Today, we found the best oil stock to buy that recently earned one of our top VQScores and is ready for a huge bounce-back in the next few months.
The Permian Bounce-Back Oil Stock to Buy
Cimarex Energy Co. (NYSE: XEC) is an oil exploration and production company based in Denver, Colo.
It’s an oil and gas producer with extensive production in the Permian Basin and Mid-continent fields. The firm produced 251,000 barrels of oil per day in the fourth quarter of 2018.
Last year, the company’s stock plunged thanks to a sharp decline in oil prices during the third and fourth quarters of 2018. But things are about to turn around – and quickly – for this stock…
There is no place hotter for oil price right now than the Permian Basin in West Texas, where Cimarex has extensive operations.
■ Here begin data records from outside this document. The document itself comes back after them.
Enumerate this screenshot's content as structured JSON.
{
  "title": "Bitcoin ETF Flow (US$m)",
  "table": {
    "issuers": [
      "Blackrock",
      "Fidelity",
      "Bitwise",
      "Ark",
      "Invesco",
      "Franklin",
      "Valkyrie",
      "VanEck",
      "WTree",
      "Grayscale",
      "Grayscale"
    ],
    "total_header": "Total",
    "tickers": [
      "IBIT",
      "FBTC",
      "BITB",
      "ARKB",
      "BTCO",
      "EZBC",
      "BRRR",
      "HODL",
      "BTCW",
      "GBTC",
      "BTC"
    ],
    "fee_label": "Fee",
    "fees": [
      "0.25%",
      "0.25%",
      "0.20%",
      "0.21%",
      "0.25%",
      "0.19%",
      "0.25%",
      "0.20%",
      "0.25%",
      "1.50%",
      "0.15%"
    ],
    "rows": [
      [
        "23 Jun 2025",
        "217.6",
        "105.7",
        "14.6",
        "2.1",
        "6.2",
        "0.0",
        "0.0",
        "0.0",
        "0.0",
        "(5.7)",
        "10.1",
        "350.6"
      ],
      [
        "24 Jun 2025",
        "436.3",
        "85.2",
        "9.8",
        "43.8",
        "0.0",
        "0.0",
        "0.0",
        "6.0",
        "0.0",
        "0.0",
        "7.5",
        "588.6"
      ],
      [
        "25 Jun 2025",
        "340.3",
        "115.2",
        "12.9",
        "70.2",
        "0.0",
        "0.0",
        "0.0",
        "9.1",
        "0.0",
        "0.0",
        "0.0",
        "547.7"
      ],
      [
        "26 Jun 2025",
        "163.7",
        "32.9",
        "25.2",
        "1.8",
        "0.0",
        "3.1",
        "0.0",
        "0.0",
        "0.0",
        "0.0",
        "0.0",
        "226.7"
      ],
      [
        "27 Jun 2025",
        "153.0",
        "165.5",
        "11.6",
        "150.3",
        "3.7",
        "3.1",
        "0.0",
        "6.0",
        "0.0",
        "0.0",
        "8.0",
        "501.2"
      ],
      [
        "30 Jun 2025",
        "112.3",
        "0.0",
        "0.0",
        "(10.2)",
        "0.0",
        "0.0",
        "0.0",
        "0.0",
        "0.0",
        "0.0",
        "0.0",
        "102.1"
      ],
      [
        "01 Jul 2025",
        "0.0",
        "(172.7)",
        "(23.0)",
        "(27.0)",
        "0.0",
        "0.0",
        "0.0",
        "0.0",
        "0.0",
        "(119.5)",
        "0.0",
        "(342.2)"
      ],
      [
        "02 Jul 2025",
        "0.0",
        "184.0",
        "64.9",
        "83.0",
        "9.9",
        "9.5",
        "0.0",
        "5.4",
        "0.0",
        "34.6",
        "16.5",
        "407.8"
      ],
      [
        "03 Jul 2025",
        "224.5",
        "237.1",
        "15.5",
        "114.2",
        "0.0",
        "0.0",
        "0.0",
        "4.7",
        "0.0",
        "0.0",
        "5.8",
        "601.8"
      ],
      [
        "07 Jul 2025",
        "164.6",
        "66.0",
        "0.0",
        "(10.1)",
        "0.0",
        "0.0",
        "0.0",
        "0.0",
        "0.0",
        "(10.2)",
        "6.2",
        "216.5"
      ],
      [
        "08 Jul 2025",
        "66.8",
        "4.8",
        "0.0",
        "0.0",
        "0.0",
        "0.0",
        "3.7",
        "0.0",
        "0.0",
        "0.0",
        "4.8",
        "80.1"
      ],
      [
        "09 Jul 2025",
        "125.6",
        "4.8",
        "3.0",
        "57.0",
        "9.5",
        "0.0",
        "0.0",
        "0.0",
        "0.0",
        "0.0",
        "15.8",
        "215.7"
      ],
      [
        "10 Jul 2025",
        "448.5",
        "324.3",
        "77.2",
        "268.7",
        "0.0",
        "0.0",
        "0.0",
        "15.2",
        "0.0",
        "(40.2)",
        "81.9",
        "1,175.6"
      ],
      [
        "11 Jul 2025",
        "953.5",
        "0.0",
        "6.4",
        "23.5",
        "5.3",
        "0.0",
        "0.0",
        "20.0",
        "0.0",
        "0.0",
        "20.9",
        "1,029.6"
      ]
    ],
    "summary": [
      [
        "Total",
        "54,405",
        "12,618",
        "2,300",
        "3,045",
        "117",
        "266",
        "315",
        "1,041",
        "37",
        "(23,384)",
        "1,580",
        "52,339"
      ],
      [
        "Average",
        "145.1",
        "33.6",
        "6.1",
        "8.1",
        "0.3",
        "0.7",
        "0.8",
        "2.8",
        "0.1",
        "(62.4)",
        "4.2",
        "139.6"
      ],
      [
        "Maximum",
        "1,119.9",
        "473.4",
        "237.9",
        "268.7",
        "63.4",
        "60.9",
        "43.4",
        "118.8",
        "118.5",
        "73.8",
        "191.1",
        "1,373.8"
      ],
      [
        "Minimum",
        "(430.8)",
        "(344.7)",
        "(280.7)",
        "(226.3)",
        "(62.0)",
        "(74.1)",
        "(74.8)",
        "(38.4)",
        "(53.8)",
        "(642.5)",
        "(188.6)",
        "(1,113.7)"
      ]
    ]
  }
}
On Friday, Chevron Corp. (NYSE: CVX) announced plans to purchase Anadarko Petroleum Corp. (NYSE: APC), a large player in that region. Chevron is competing against its large rival, Exxon Mobil Corp. (NYSE: XOM), to secure acres and maximize every oil well.
This M&A rush comes at a time when oil prices are set to rise and pipeline expansion across the region will help reduce the glut of crude in the Permian.
Where Cimarex Fits into the Picture
Cimarex has increased daily production by 17% annually over the last three years.
And it’s about to make an even bigger splash in the Permian this year. According to the company’s Q4 report, it plans to invest 85% of its capital expenditures into the Permian.
As it expands, the firm will become a takeover target in this red-hot region. It wouldn’t surprise me at all to see Exxon buy Cimarex out completely to keep up with Chevron.
Cimarex’s stock is cheap compared to its industry rivals, too. XEC stock trades at a price/earnings ratio of just 8.08 – less than half the industry average of 19.06.
Its price-to-book ratio is also only 1.93, which is much lower than its peer-average of 3.30.
But the number that is so much more important: Cimarex’s 4.75 VQScore.
This number means the stock is a “Strong Buy” because shares are ready to break out soon.
In fact, XEC broke out and gained more than 4.4% last Friday. But there’s no sign that Cimarex is set to slow down anytime soon.
The energy giant has a potential upside of 52% to $105 per share.
Higher oil prices mixed with greater pipeline capacity in the Permian Basin make XEC stock one of the top oil companies to rebound in the year ahead.
And don’t forget that it remains a takeover target by a larger rival trying to shield itself from larger E&P giants looking for access to the Permian.